The Amazon outage that took place a few weeks ago was rightfully referred to as “the computing equivalent of an airplane crash”. Amazon’s Elastic Compute Cloud (EC2) outage rendered hundreds of clients that rely on its services, unable to access data, experience major server interruptions and some sites to be entirely shut down.
Image Source: Cdyne
Most of the media attention surrounding the outage focused on it crashing more popular sites like Reddit, HootSuite, Foursquare and Quora. But it was the start-ups, the small bloggers and an array of online service providers like Heroku that were hit the hardest.
Analysts say that because smaller websites are less apt to pay for extensive backup and recovery services they suffered permanent data loss. Amazon said it would offer a 10-day credit to customers whose websites were affected.
The outage revived concerns and debate about whether or not cloud-based services are really ready to meet business needs that require virtually continuous uptime. Nevertheless, this was far from being the only instance where an outage disrupted web services.
Here are other major outages that shook the web.
When: May 14, 2009
In their blog, Google reported that an error in one of their systems caused them to direct some of their web traffic through Asia, which created a traffic jam. And a major jam it was. It caused its search site as well as its other properties including YouTube, Gmail, Google Analytics, Google Maps, Google Docs, AdSense and Blogger to run exceptionally slowly or not at all. Considering the influx of people and businesses migrating to Google services like calendar, docs and email, the blow was felt hard globally.

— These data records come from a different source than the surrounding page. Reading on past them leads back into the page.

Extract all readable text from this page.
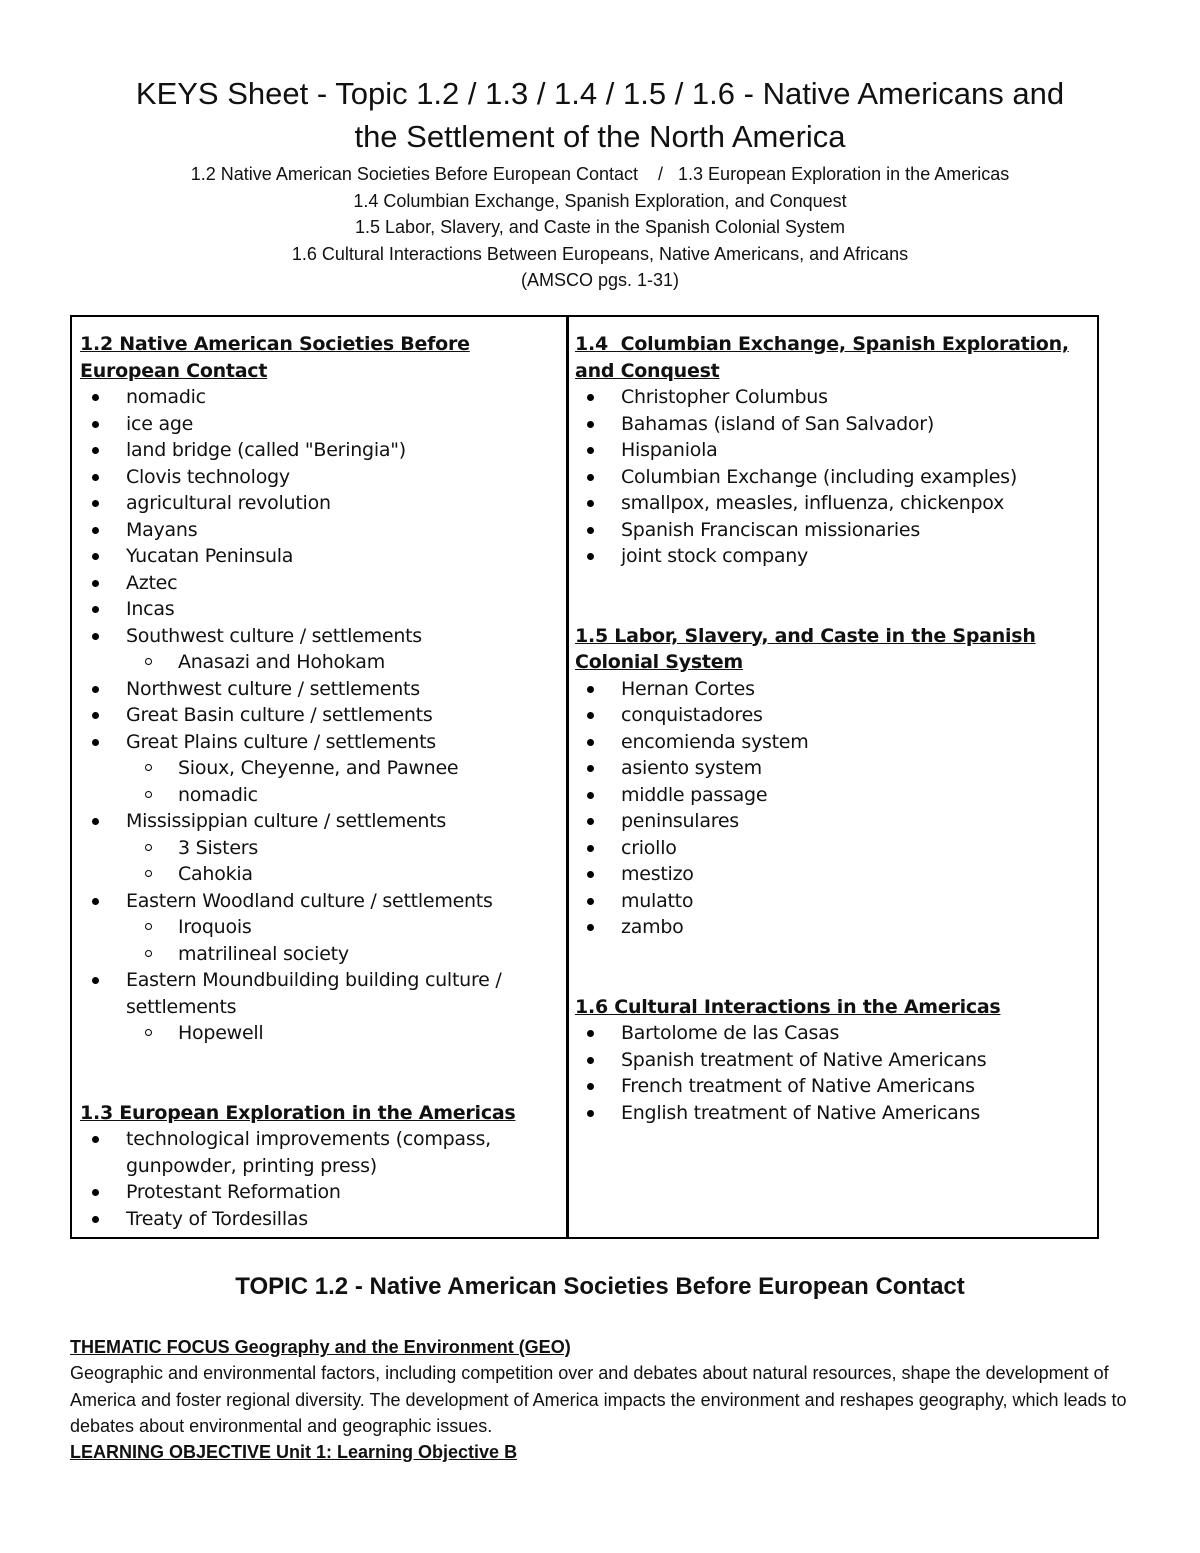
KEYS Sheet - Topic 1.2 / 1.3 / 1.4 / 1.5 / 1.6 - Native Americans and
the Settlement of the North America
1.2 Native American Societies Before European Contact    /   1.3 European Exploration in the Americas
1.4 Columbian Exchange, Spanish Exploration, and Conquest
1.5 Labor, Slavery, and Caste in the Spanish Colonial System
1.6 Cultural Interactions Between Europeans, Native Americans, and Africans
(AMSCO pgs. 1-31)

1.2 Native American Societies Before
European Contact

nomadic
ice age
land bridge (called "Beringia")
Clovis technology
agricultural revolution
Mayans
Yucatan Peninsula
Aztec
Incas
Southwest culture / settlements
Anasazi and Hohokam
Northwest culture / settlements
Great Basin culture / settlements
Great Plains culture / settlements
Sioux, Cheyenne, and Pawnee
nomadic
Mississippian culture / settlements
3 Sisters
Cahokia
Eastern Woodland culture / settlements
Iroquois
matrilineal society
Eastern Moundbuilding building culture / settlements
Hopewell

1.3 European Exploration in the Americas

technological improvements (compass, gunpowder, printing press)
Protestant Reformation
Treaty of Tordesillas

1.4  Columbian Exchange, Spanish Exploration,
and Conquest

Christopher Columbus
Bahamas (island of San Salvador)
Hispaniola
Columbian Exchange (including examples)
smallpox, measles, influenza, chickenpox
Spanish Franciscan missionaries
joint stock company

1.5 Labor, Slavery, and Caste in the Spanish
Colonial System

Hernan Cortes
conquistadores
encomienda system
asiento system
middle passage
peninsulares
criollo
mestizo
mulatto
zambo

1.6 Cultural Interactions in the Americas

Bartolome de las Casas
Spanish treatment of Native Americans
French treatment of Native Americans
English treatment of Native Americans
TOPIC 1.2 - Native American Societies Before European Contact

THEMATIC FOCUS Geography and the Environment (GEO)

Geographic and environmental factors, including competition over and debates about natural resources, shape the development of America and foster regional diversity. The development of America impacts the environment and reshapes geography, which leads to debates about environmental and geographic issues.

LEARNING OBJECTIVE Unit 1: Learning Objective B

The productivity of the US workforce rose two-fold and office managers everywhere rejoiced.
Actually, Facebook called it the site’s worst outage in 4 years. Some glitch occurred with an automated system that was meant to prevent errors and the technical difficulties were so severe that Facebook had to shut down the entire site to fix the problem. For two days, the site was unavailable to most of its 550 million users. Even the “Like” button vanished from hundreds of sites during and left many websites that use the system with errors on their pages.
When: June 2010
Twitter said June was the site’s worst month in terms of “stability and service”. The popular microblogging site had been working through system modifications in order to provide greater stability. This was of course happening while the site was experiencing record traffic. With all the Vuvuzela rage during the summer’s World Cup games, Twitter suffered repeated outages when user activity spiked to unprecedented levels.
Twitter had encountered its first major outage during the January earthquake in Haiti.
When: December 6, 2010
Tumblr and its microblogs were down for nearly 24 hours. It seems that during a planned maintenance (that wasn’t supposed to interrupt service), an issue arose that took down a critical database cluster. Tumblr’s downtime, similar to that of Twitter was also the result of its success. By that time, the site was generating over 500 million page views each month.
When: August 19, 2010
A huge Gap promotion ($25 for $50 worth of Gap apparel) drove so much traffic to the Groupon site that it managed to crash the #1 Deals site’s servers. Groupon put up a 404 error statement indicating the high demand for the Gap deal brought down their site. Despite technical difficulties, 400,000 Groupons were sold, and the deal still brought in $11 million in revenues.
When: April 21, 2011
For some companies, outages aren’t temporary. Perhaps the most disastrous outage yet has been the PlayStation Network’s three week outage. Some 70 million of Sony’s 77 million registered users had their records compromised, including credit card information. At two weeks the outage had already set Sony back by $20 million. It seems hackers are responsible for the outage. While many speculated that Anonymous was behind the malicious hack, (in early April they accused Sony of censorship, violating privacy rights and abusing the legal system, on their open-posting site AnonNews) the group denied any responsibility for the outage.
If you are on the PlayStation network it is highly recommended that you change your passwords and cancel your credit card, if you haven’t done so already.
Overall, AWS and these other major outages have illustrated the limits of technology and the underlying prospect for human error. The biggest lessons these companies can learn is to improve security measures and transparency with their customers in order to keep people in the loop when mistakes happen. Because mistakes are bound to happen.